Whoosh! There goes the entire corpus of federal law, the laws of the fifty states, and the ordinances of three thousand counties and nearly ninety thousand towns, villages, hamlets, and school boards. (We also sacrifice a few minor bits of the Common Law we inherited from our English brethren.) Full acceptance of the libertarian "oughts" requires that we tear up the legal accumulations of three centuries of Anglo-American practice.

I know a few people who'd shrug and say, "Well, that's the way it's got to be." A few. A very few. Most of us can't accept a change that radical, at least not in one leap.

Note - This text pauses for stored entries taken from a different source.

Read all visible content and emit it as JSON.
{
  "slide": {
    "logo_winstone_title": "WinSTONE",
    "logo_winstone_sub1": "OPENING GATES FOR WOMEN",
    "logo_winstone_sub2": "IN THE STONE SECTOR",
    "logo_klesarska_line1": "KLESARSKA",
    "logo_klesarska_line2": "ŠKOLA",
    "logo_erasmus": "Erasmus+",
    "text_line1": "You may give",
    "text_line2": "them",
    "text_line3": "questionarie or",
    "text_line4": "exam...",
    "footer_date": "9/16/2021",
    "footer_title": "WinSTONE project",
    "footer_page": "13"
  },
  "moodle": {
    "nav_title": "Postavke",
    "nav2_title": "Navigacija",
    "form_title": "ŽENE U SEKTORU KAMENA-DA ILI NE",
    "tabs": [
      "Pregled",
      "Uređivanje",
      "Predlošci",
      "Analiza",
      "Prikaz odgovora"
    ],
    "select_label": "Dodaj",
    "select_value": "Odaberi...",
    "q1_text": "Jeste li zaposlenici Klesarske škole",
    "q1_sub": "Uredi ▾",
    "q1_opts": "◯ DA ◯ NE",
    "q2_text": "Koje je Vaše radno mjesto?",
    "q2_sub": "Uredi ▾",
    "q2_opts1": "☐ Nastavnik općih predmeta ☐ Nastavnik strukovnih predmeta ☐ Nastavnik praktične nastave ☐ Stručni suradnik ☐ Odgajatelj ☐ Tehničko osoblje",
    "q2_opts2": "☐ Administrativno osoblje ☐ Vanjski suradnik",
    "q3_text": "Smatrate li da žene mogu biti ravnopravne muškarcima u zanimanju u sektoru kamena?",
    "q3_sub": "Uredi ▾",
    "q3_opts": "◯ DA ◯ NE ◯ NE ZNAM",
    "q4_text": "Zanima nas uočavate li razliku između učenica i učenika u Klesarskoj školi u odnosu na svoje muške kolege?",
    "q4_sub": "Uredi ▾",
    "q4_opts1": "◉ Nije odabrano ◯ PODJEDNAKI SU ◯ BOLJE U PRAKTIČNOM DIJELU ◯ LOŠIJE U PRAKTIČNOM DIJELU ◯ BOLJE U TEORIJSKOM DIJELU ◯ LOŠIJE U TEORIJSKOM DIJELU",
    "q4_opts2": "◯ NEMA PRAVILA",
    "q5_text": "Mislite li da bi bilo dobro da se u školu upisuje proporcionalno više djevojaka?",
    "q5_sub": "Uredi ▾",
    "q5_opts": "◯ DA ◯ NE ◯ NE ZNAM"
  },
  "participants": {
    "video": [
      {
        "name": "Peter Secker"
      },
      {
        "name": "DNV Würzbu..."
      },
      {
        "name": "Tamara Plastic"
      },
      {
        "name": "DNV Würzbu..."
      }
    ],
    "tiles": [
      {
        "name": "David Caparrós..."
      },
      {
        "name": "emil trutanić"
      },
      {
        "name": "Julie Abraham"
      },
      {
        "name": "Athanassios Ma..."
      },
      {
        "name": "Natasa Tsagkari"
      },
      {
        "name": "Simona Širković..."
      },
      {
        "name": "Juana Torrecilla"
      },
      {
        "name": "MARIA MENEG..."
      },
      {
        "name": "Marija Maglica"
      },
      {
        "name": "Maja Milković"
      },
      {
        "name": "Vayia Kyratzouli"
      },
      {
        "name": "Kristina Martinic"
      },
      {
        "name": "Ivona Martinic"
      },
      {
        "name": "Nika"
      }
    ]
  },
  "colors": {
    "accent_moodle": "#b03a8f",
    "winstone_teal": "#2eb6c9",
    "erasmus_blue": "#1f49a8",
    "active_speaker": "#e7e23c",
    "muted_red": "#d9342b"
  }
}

That we might just get rapped in the teeth by such a change -- not through libertarian political triumphs but through widespread social collapse -- doesn't alter the practical-political situation one iota.

People don’t want change, any change at all. Whenever they accept change, they do so grudgingly, and with much grumbling over the required adjustments to their ways of life.

***

I've argued before against partisanry, and I'll continue to do so. Allegiance to an organization, even one whose principles one accepts wholeheartedly, invariably gets in the way of other goals. Thus, I'm not a Republican partisan and will not become one, despite the rather tempting array of incentives and enticements that have been offered me. But I will tend to vote for a Republican over a Democrat, as long as the candidate is a decent man whose emphasis is on morally acceptable changes of a tolerable magnitude that militate toward greater individual liberty. In other words, for the foreseeable future, what's good enough for Wayne Allyn Root will be good enough for me as well.

If gentle, incremental changes are all that's practically possible, let's work toward those. Their bottom line, in Ed Walker's phrasing, is within ethical and practical reach. Radical changes, no matter how theoretically desirable, involve a "bottom line" that's likely to include mass suffering, even bloodshed.

You've got to know the bottom line.

1 comment:

Linda said...

It's like buying software - if it does 85% of what you want, buy it.

Most people pick their presidents that way (and, often spouses) - find the person who gives you MOST of what you deem important, and vote for him. If the agreement is higher than usual, campaign for him.

Libertarians and Ron Paulians (and the Green Party, et al) aren't like that - their candidate has to be WITH them on EVERYTHING. Don't care that such a stance produces candidates with NO chance of winning. They are ideologically pure.